Figure 4

Regulation of BTG2-enhanced IκBα degradation via activation of PI3K-Akt1. Based on our previous report [37], upstream signals of the IκBα degradation by BTG2 were investigated. (A) Immunoblot analysis showing the significant phosphorylation of Akt at Ser⁴⁷³ residue in the BTG2 expresser. To explore whether there is a crosstalk between PI3K and NFkB pathways, HeLa cells transfected with BTG2 were treated with PI3K inhibitors, LY294002 (B) and Wortmanin (C), respectively, and then regulation of IκBα degradation was examined by immunoblot analyses. Note significant inhibition of BTG2-mediated IκBα degradation after treatment with PI3K inhibitors, suggesting the cross-talk between PI3K-Akt and NFκB pathways by the expression of BTG2. (D) RT-PCR revealing the specific knockdown of Akt1, not Akt2, by the short interfering RNAs to Akt1. (E) BTG2-mediated IκBα degradation was significantly inhibited by transfection of siAkt1, whereas transfection of siControl failed to change IκBα degradation at all, supporting the specific effect of Akt1 on the activation of BTG2-mediated NFκB pathway. (F) To further specify the effect of Akt1 on the BTG2-mediated IκBα degradation, transfection of siAkt1 RNA was combined with Ad-BTG2 infection in HeLa cells, and then ChIP analysis was performed with anti-p65 antibody.

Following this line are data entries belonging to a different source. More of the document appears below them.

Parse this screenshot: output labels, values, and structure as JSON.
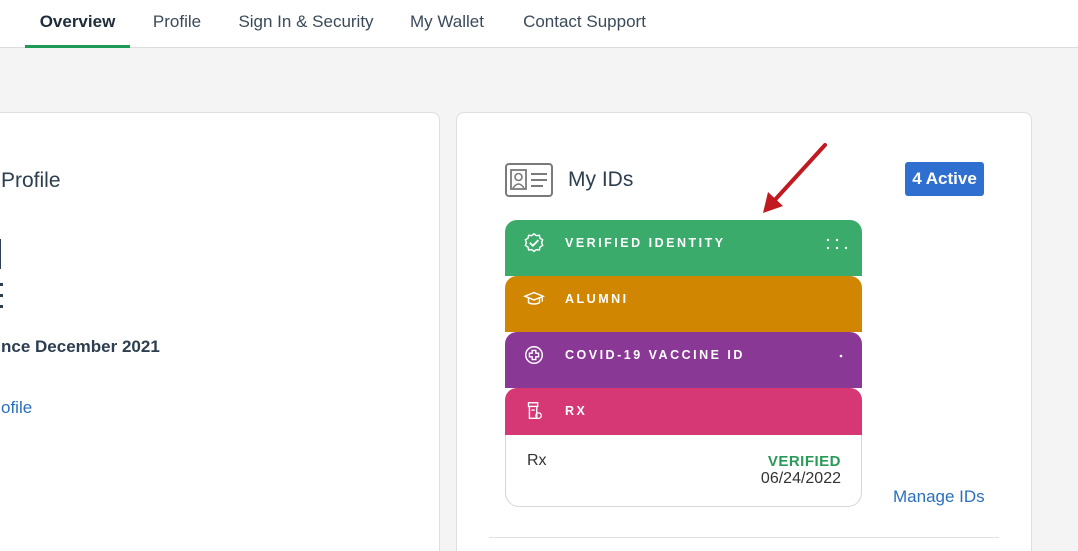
{
  "nav": {
    "tabs": [
      {
        "label": "Overview",
        "active": true
      },
      {
        "label": "Profile"
      },
      {
        "label": "Sign In & Security"
      },
      {
        "label": "My Wallet"
      },
      {
        "label": "Contact Support"
      }
    ]
  },
  "left_card": {
    "title": "Profile",
    "since_text": "nce December 2021",
    "link_text": "ofile"
  },
  "ids_card": {
    "title": "My IDs",
    "active_badge": "4 Active",
    "ids": [
      {
        "label": "VERIFIED IDENTITY",
        "color": "#3aab6b",
        "icon": "verified-badge-icon"
      },
      {
        "label": "ALUMNI",
        "color": "#d08600",
        "icon": "graduation-cap-icon"
      },
      {
        "label": "COVID-19 VACCINE ID",
        "color": "#8a3896",
        "icon": "medical-cross-icon"
      },
      {
        "label": "RX",
        "color": "#d63775",
        "icon": "prescription-bottle-icon"
      }
    ],
    "rx_detail": {
      "name": "Rx",
      "status": "VERIFIED",
      "date": "06/24/2022"
    },
    "manage_link": "Manage IDs"
  },
  "colors": {
    "accent_green": "#1f9a56",
    "link_blue": "#2a6fbe",
    "badge_blue": "#2f6fd0",
    "annotation_arrow": "#c0191f"
  }
}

As expected, interaction of p65 with κB-RE was significantly reduced in the BTG2 and siAkt1 coexpressers (1.9 vs. LacZ and siControl) than that of the BTG2 alone expresser (3.3 vs. LacZ and siControl), indicating downregulation of NFκB activation by siAkt1 (over 40%) and the activity of Akt1 at the upstream of NFkB activation in the presence of BTG2 expression. Inhibition of p65 binding to κB-RE after transfection of siAkt1 was quantified by Image J software, and the relative densities of kB-RE found in the ChIP assay based on those of the Input (ChIP/Input) were showed below the Figure 4F. The experiment was repeated (n = 3).